The fact is, technology doesn't really matter that much to the success of a business. Business sense, ability to spot what's next, and a fair bit of risk taking attitude are what matters. Older engineers don't fare better than younger engineers in starting a business not because they're worse at engineering, but that after a certain point engineering skills simply don't matter.
SAP, Adobe, IBM, all have terrible engineering culture, but rake in money. Facebook started with janky PHP. There are only rare instances where the technology itself was the differentiator in business. Maybe if you're working on advanced AI or weapon design or something
Advanced AI usually depends on finding a business model, which requires experience. And places like Deep Mind were started by researchers who had been at it a few decades.
War was always the thing that connected humanity to physical reality - 2+2 may very well be 10000 on the procurement document, but it'd better equal 4 when you're trying to aim your cannons at the invading forces. With no war, effectiveness (and thus good engineering) is no longer a strong criterion for success of a weapon design.
https://www.iposcoop.com/last-100-ipos/
Only 19 of the 100 most recent IPOs are classified as "technology" companies. The rest are in categories like "health care" and "oil and gas."
There are a lot of high-growth companies that are not startups in the classic sense of starting from nothing and winning by building a better mousetrap. E.g. pharmaceutical companies commercializing research, where the founder is a PI and probably a tenured professor who's at least 40.

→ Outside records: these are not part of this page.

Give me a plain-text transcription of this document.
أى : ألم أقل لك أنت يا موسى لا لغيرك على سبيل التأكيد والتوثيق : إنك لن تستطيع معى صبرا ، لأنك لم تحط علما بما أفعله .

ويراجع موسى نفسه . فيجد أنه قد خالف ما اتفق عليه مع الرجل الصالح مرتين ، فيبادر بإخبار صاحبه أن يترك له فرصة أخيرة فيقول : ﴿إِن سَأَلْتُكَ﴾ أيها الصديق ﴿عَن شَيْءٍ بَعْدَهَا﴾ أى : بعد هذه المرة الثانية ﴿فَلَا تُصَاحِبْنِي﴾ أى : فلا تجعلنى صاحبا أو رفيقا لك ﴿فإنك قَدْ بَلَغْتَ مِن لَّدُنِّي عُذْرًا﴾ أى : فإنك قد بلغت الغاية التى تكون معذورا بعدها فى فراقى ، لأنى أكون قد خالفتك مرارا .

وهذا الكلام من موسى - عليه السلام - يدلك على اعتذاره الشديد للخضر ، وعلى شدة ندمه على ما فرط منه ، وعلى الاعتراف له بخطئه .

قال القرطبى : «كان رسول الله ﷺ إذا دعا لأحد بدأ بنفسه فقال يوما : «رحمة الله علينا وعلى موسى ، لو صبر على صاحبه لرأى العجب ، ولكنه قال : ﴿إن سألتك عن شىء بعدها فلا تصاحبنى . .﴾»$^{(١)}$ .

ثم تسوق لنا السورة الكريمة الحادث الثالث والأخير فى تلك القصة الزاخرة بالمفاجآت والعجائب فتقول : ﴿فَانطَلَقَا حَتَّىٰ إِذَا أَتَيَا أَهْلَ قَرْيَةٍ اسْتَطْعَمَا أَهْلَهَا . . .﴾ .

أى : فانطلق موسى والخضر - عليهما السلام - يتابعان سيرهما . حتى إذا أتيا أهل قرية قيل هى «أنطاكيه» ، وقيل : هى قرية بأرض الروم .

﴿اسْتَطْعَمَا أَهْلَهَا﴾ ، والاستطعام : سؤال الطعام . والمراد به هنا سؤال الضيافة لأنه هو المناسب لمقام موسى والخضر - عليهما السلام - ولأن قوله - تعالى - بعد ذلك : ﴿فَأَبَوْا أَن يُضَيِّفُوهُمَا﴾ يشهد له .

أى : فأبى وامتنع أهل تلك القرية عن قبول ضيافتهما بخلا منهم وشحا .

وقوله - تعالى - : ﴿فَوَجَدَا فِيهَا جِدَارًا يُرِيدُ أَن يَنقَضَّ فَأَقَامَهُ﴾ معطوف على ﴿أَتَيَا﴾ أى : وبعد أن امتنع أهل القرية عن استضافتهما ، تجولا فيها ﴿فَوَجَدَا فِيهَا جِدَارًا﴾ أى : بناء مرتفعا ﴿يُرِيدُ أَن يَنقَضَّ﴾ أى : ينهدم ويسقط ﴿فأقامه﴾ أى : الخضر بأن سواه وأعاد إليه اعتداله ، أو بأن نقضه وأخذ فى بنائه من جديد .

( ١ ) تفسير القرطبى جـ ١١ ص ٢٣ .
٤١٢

B2C have smaller chance of success, but the success is bigger. Ideal B2C founder is young. Most of enormous tech successes (e.g. Facebook, Google) are B2C companies founded by founders before 30.
B2B have higher chance of success, but the success is smaller. Ideal B2B founder is middle-aged. There are more succesfull B2B startups than B2C starups, what increases the total mean.
It makes sense to me that older (successful) founders likely leverage their own experience and network to a greater extent, but this isn't necessarily what seed stage investors are looking for. I think investors are more in the game of betting on people/teams, injecting their own experience and network as leverage. Older founders have less need, therefore less leverage- and older founders without these support networks are poorly positioned anyway.
Theres a big difference between running a successful small business and architecting a tech startup.
Now that I'm in my mid-40s I'd be much more comfortable taking on the task. Wide life experience, learning to interact with and observe human tendencies, and learning to overcome internal and external obstacles seems like fertile ground for business success.
* https://news.ycombinator.com/item?id=5536734
* https://news.ycombinator.com/item?id=517039
PG's comment suggests that you shouldn't trust self-reported data on HN but it's interesting that polls taken in 2009 and 2013 are at least "eyeball correlated" (the top 5+ age brackets are in the same order). I have a few more thoughts that are probably more like wild guesses (since you can't assume an even distribution of start-up founders over that population) but my gut is telling me that if you're here you're more likely to be a founder than say Slashdot.
Since the last poll was so long ago, here's an updated one for 2018 with categories for founders versus non-founders in each age bracket:
Would be interesting to know how many of the successful older founders were unsuccessful younger founders previously.
Microsoft, Google, and Facebook indeed were started by young founders. Twenty years later Google might be the only meaningful one standing. Time will tell.
It's been more than 20 years and Microsoft is still right there.
EDIT: Page was 25 and Brin was 24: https://en.wikipedia.org/wiki/Larry_Page
Trying to start a successful business is much easier when you know how to get stuff done, have access to people who can get stuff done in areas you can't, and have enough money to buy time, help and resources to get stuff done.
Young people typically are lacking in one or more of those areas but sometimes it works out.